On the editors' bus, en route to the Johnson City Holiday Inn, Enzio O'Malley was complaining loudly to all and sundry. "Some of this stuff is handwritten!" he wailed. "I haven't had to read handwriting since I edited the college poetry magazine!"
"Be thankful it's legible," said Lily Warren. "I was afraid they'd find a time capsule filled with muddy water-that is, if they found anything at all."
"This is going to take me hours to read."
"Fortune cookies take him hours to read," muttered the Del Rey editor sotto voce.

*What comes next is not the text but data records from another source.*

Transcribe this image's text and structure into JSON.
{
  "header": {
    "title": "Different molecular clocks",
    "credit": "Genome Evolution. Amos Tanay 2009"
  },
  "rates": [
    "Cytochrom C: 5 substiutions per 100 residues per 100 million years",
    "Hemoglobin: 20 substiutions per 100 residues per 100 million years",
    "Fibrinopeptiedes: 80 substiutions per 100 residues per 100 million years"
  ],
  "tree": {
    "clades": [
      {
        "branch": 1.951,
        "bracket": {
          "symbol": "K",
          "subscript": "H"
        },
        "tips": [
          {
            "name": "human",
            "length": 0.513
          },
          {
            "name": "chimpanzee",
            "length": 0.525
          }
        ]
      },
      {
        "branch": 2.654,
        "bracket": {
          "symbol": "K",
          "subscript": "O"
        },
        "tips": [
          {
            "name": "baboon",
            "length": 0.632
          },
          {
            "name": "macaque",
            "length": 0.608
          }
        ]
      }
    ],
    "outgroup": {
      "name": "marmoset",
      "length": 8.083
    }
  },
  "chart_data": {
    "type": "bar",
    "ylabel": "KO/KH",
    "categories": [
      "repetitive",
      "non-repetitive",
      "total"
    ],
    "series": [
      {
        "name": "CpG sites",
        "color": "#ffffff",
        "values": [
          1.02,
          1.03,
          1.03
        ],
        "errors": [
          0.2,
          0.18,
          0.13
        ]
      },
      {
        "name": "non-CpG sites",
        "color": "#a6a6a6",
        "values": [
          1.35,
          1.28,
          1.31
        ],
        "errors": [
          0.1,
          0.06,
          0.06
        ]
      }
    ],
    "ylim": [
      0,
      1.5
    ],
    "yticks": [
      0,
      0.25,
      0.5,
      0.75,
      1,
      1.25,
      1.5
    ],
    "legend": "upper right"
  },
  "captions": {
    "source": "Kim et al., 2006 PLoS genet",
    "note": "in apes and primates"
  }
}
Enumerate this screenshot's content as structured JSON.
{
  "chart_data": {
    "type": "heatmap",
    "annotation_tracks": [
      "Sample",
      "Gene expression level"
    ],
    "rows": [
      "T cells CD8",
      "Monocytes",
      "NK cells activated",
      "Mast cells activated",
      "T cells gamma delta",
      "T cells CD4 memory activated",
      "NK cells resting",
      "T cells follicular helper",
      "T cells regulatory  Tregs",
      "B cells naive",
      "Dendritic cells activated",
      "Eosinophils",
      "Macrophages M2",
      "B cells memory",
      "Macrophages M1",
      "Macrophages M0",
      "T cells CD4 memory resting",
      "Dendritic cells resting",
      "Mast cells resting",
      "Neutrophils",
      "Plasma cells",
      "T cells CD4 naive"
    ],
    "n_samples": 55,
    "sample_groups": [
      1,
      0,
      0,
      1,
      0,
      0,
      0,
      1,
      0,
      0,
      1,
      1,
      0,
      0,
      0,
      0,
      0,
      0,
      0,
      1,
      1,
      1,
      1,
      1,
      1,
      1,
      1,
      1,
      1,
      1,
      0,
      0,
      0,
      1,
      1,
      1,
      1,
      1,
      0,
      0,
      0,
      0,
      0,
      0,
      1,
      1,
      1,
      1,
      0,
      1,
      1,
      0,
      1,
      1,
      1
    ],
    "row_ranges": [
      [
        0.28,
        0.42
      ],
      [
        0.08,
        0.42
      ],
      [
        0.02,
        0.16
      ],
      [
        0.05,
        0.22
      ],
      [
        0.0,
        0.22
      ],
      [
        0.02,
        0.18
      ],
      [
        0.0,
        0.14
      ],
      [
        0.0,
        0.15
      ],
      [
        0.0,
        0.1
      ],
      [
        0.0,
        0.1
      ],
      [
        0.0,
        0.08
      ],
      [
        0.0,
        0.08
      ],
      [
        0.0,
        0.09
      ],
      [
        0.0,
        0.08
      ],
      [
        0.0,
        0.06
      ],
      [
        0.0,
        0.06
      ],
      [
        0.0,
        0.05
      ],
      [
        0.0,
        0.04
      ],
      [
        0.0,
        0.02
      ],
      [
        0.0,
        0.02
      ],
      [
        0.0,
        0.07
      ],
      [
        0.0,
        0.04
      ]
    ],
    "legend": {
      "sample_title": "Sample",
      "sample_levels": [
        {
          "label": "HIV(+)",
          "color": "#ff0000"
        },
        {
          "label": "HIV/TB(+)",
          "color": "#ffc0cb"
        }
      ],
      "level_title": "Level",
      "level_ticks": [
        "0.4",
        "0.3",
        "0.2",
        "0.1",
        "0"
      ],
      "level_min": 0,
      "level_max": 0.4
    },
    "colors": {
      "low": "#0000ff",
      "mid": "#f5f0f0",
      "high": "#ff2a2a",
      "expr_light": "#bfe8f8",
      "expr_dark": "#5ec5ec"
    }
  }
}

"Has anybody looked at any of this stuff?" asked Lily. "I wondered if some of these stories are early drafts of pieces they rewrote and published later. I'd hate to pay six figures for a draft of Starwind Rising."
"This story by Dale Dugger is pretty good," said a short dark girl who couldn't have been more than twenty-three. She had recently been transferred from the romance division to science fiction, and she was still unfamiliar with her new territory. "Has he got a back list?"
After a few moments of stifled laughter from her rival editors, Lily Warren said gently, "No, Debbie. Dale Dugger died of alcohol-related disorders in Nashville. He isn't significant."
Enzio O'Malley scowled. "Well, at least we can assume that he wasn't a temperamental old bastard like the famous ones."
"I thought Mr. Conyers was very nice," said Debbie.
Lily Warren sighed. "He's just a lawyer. The famous ones are Surn, Mistral, Phillips, Deddingfield, and possibly Erik Giles, who wrote the C. A. Stormcock book."
"He thinks he's famous," said O'Malley. "I asked him to autograph my photocopy of his time-capsule short story, and he refused point blank."
Lily Warren laughed. "I always suspected you of being a closet fan, O'Malley."
"Are all the authors represented in the manuscript?" someone else asked.
Lily flipped through the pages of faint typescript and badly photocopied holograph manuscripts. "I don't see Deddingfield," she said. "Everyone else is there."